New Investigator Grant Awarded to Emmy Dolman

Diffuse intrinsic midline glioma (DIPG) is a rare and fast-growing brain tumor that mainly affects children. Tragically, only about 1% of children diagnosed with DIPG survive beyond five years. This is due to its location in the part of the brain that controls vital functions, making surgery impossible, and the lack of alternative effective and safe treatment options. To improve the chances of survival for children with DIPG, researchers are developing so-called precision-guided therapies (PGTs) that are customized based on the specific genetic changes in each child's tumor. However, there are significant challenges: 30% of DIPG slack genetic changes that can be targeted with available drugs, there is limited understanding of which patients will benefit from specific therapies, and
DIPGs evade the effects of single-drug treatments.

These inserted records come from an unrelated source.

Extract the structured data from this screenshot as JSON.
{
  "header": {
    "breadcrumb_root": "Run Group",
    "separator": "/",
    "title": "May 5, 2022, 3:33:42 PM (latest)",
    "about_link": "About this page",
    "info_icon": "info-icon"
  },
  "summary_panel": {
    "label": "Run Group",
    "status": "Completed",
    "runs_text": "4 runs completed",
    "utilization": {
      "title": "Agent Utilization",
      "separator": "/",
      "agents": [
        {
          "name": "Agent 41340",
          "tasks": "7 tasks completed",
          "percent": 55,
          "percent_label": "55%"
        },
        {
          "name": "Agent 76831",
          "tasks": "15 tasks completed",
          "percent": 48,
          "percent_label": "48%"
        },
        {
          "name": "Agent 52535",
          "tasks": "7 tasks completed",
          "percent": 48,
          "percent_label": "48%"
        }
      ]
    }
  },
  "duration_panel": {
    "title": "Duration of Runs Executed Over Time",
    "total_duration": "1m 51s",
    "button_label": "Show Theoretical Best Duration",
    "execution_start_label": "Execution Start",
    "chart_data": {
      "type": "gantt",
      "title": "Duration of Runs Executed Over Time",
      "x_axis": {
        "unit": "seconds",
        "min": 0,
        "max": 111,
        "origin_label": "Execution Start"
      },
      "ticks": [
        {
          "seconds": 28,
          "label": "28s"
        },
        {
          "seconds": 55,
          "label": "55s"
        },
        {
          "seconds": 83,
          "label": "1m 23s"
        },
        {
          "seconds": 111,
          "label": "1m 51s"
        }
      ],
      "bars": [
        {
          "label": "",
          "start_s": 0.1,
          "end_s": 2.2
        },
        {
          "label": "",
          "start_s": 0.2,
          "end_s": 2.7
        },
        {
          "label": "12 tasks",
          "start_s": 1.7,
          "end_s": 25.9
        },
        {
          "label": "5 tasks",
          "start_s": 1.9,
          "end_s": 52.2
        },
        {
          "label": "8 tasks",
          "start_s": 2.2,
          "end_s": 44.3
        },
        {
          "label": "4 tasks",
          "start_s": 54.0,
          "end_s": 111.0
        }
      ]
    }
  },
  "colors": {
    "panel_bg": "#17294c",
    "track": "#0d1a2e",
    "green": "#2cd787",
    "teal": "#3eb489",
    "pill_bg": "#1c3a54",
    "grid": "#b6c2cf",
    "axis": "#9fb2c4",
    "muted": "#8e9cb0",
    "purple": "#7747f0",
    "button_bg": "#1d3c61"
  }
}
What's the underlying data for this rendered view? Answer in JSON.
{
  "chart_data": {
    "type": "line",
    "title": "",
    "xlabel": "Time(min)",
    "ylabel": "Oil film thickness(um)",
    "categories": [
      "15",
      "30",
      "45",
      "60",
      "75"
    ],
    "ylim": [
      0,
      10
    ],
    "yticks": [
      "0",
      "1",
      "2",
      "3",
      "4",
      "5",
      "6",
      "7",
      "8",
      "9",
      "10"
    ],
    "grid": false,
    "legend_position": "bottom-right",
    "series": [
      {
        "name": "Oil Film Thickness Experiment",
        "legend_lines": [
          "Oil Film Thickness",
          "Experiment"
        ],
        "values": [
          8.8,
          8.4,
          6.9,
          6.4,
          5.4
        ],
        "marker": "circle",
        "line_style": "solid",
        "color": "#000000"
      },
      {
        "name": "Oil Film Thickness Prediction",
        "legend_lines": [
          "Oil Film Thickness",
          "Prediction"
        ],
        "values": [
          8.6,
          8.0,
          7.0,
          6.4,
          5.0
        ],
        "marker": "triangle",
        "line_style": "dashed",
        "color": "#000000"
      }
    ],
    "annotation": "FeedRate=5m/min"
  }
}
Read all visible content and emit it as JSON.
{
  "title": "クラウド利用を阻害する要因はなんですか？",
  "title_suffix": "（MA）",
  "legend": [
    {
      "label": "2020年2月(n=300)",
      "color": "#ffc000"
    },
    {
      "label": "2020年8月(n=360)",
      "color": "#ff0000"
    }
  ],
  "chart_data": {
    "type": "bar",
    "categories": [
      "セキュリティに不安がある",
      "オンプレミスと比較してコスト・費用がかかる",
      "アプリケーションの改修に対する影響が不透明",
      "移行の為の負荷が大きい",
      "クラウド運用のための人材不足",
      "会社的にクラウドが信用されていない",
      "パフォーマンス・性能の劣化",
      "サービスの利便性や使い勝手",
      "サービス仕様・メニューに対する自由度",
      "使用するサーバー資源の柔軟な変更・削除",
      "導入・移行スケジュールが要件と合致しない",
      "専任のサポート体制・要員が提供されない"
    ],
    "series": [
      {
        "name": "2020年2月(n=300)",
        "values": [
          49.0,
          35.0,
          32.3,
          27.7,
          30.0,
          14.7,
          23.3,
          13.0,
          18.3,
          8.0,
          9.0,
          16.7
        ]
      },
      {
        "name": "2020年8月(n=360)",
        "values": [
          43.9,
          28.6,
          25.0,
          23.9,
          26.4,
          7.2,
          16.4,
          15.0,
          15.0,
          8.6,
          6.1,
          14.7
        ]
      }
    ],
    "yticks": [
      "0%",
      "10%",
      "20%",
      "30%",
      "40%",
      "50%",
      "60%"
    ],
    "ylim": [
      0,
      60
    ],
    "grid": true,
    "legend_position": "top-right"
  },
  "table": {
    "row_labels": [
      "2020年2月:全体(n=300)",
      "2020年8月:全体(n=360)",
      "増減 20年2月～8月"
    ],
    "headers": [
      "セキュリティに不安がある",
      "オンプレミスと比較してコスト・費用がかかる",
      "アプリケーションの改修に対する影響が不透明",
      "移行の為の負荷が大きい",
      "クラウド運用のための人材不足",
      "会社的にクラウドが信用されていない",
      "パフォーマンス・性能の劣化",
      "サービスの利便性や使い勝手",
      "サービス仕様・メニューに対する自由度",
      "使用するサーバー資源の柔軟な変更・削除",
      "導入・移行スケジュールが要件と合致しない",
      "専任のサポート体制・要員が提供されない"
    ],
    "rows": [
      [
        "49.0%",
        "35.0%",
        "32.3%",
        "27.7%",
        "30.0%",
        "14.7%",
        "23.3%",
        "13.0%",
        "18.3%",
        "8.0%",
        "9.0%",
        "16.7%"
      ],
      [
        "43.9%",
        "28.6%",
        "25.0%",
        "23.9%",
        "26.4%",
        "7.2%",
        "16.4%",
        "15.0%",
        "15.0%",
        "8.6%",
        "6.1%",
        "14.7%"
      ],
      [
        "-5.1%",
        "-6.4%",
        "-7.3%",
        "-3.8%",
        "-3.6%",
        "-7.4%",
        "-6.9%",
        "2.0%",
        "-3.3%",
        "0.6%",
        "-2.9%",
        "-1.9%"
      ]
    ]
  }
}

Drugs that inhibit the mitogen-activated protein kinase (MAPK) pathway are among the most frequently recommended PGTs for childhood DIPG due to the high frequency (13%) of changes in genes activating this pathway. Activation of the MAPK pathway drives the progression of DIPG. Importantly, experiments on DIPG samples from children showed that a significant subset of samples without these genetic changes were also highly sensitive to MAPK inhibitors. These included samples with changes in a gene called
phosphoinositide-3-kinase regulatory subunit 1 (PIK3R1), which activate the phosphoinositide-3-kinase (PI3K) pathway. We found that these samples also have high activity of the MAPK pathway. This suggests that the population of children with DIPG who might benefit from PGTs targeting the MAPK pathway is potentially much larger than previously recognized, offering hope to patients and families suffering from this devastating disease. In a pilot experiment, we also found that the efficacy of single MAPK inhibitors can be enhanced by combining them with an inhibitor targeting another key player in the same pathway. This approach, called vertical pathway blockade, resulted in strong synergism and improved efficacy in 70% of DIPG samples and showed superior activity over combinations targeting both the MAPK and PI3K pathways.

This collaborative project builds on this foundation to fully understand which children with DIPG will benefit from MAPK-targeting therapies and to identify the most effective and safe combinations to prevent resistance, ultimately aiming to improve survival and quality of life for children with DIPG.